Without all that history, Demsey might have had trouble convincing the Lauders that for their big breakout campaign going to the hip-hop marketing well was certain to build on that success—as opposed to a more mainstream star, say, perhaps, Halle Berry. But the minute TLC name-checked the brand with a line in a song that said, “It doesn't matter how much MAC you wear,” John Demsey made the connection that hip-hop was the way to go. The bold, fierce persona of Mary J. Blige was the psychographic match for MAC and, he added, “we accelerated with the statement that we were the brand of record for any woman of color no matter what her ethnicity.” Mary J. and Lil' Kim bringing the ghetto-fabulous energy was not any old moment of tanning. In the words of John Demsey, “It was earth-shattering, earth-shattering.”
The list of other brands that were brought along on the ghetto-fabulous ride, either free of charge or through endorsement deals, is epic. The money definitely got poured for all to partake—making for some very cautionary tales in the process.
Let the games begin.
PART TWO
THE POWER, PITFALLS, AND POTENTIAL OF TANNING
(act·i·vā·tion)
[
ak
-tuh-
vey
-shuhn]
 
(a) turning on, making active, setting into motion
(b) stimulation of activity (in organism or chemical)
(c) call or drive to action by an inner spirit or force or principle (d) making a brand active through strategies deeply rooted within the brand itself (in marketing)
CHAPTER 5
MARKETING CDS WITH SHOELACES
W
hat made you decide to leave the record business?”
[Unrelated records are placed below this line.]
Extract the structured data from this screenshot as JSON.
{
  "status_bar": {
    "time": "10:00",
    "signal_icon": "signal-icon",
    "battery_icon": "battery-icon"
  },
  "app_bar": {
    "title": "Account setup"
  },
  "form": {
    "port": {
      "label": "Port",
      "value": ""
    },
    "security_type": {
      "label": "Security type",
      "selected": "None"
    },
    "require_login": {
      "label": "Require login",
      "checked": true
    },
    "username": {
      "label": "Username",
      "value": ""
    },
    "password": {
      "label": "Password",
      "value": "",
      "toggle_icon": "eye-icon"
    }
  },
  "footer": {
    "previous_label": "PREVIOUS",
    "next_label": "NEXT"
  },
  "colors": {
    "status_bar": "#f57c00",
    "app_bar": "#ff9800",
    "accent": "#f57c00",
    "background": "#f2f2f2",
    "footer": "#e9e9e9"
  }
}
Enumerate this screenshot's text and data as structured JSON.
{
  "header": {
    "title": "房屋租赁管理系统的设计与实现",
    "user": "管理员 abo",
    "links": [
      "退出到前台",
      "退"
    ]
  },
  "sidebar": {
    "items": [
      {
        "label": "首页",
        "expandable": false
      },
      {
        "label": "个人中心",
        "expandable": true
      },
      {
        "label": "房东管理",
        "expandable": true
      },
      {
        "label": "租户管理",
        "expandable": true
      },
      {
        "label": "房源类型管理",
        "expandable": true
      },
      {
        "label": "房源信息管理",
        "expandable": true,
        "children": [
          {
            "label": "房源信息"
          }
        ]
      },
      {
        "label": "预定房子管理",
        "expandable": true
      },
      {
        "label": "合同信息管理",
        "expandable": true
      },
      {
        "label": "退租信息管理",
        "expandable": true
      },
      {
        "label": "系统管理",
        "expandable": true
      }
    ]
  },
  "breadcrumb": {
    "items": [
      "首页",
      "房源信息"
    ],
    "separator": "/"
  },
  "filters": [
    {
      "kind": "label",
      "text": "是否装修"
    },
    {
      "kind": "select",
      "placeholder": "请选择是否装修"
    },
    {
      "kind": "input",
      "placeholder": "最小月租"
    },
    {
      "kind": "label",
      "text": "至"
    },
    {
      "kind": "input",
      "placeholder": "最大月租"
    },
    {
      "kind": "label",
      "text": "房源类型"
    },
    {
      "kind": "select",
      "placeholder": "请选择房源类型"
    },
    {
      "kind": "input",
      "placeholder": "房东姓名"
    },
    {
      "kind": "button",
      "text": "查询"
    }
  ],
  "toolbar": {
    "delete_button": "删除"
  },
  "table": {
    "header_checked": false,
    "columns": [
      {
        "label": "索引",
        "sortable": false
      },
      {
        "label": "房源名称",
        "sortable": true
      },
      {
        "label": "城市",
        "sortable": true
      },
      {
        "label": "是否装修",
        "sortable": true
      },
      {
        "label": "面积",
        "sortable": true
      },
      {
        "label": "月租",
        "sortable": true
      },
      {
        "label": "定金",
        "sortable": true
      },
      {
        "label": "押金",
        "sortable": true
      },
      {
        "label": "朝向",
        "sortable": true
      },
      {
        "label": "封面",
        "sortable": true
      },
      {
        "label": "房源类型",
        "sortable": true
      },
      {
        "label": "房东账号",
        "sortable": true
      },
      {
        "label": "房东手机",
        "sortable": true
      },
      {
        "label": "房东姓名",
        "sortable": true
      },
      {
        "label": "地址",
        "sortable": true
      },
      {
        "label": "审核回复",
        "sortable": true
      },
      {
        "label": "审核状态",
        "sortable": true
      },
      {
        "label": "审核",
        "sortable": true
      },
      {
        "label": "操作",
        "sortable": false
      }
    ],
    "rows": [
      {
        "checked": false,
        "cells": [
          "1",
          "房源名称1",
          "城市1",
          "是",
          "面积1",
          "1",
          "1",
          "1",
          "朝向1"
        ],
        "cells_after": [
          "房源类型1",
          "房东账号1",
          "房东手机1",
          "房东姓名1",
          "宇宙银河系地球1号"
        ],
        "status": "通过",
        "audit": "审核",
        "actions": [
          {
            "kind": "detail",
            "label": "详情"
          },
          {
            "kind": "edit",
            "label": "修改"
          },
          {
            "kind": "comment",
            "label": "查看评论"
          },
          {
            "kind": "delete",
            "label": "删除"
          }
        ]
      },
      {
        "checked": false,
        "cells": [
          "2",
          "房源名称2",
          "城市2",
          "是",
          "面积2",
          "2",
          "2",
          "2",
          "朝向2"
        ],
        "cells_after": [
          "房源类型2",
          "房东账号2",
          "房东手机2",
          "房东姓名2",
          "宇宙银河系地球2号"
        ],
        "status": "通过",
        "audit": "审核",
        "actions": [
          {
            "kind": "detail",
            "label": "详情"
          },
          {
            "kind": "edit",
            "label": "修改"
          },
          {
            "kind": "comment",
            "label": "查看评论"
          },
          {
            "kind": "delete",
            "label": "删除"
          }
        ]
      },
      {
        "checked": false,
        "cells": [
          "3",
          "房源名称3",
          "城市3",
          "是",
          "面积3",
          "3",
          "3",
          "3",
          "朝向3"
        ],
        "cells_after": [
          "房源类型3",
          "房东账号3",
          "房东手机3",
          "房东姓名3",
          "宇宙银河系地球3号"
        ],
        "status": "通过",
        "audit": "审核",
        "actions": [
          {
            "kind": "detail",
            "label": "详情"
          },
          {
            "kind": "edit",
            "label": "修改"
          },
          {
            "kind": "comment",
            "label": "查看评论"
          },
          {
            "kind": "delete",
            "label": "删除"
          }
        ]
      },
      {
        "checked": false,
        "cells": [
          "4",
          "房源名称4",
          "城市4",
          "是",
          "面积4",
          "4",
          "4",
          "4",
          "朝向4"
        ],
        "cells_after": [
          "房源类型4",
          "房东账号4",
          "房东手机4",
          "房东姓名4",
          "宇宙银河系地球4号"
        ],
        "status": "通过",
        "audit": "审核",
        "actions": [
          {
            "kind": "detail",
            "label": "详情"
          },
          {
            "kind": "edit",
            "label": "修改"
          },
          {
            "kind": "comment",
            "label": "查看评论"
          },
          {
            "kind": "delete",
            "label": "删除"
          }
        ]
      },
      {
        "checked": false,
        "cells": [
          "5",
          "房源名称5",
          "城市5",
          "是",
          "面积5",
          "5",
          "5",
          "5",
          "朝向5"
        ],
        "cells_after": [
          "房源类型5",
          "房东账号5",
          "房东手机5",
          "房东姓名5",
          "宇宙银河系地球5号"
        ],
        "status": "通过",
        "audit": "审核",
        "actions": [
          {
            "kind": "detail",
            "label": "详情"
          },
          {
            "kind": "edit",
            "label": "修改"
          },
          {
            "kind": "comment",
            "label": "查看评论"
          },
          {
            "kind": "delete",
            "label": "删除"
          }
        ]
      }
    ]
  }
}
That was the question asked of me by a lot of different people—especially in the early days of my first testing the waters in the advertising world. Sometimes I would try to explain my interest in how all the tanning and code-shifting had taken place by answering, “Cultural curiosity!” Or other times I'd go into a longer explanation about how, after more than a decade in the music industry, I'd been lucky to make it to the top and it was important to go in search of new adventures and new challenges. But most of the time I would simply say, “Sunglasses”—which is a story coming right up but that first requires some background.
Getting the Drums Right
Not too many years ago when I was skiing in Aspen I had an interesting conversation with a group of kids. In their late teens and dressed in a combination of urban cool and the latest athletic ski-wear, this group of white kids was next to me in the parking lot while getting ready to head up to the slopes. Because I heard them playing Wu-Tang Clan in the car, I was curious and gravitated toward them. At first, I assumed that one of them had probably downloaded a Wu-Tang song or two and had been playing it for his friends as a hip-hop authority.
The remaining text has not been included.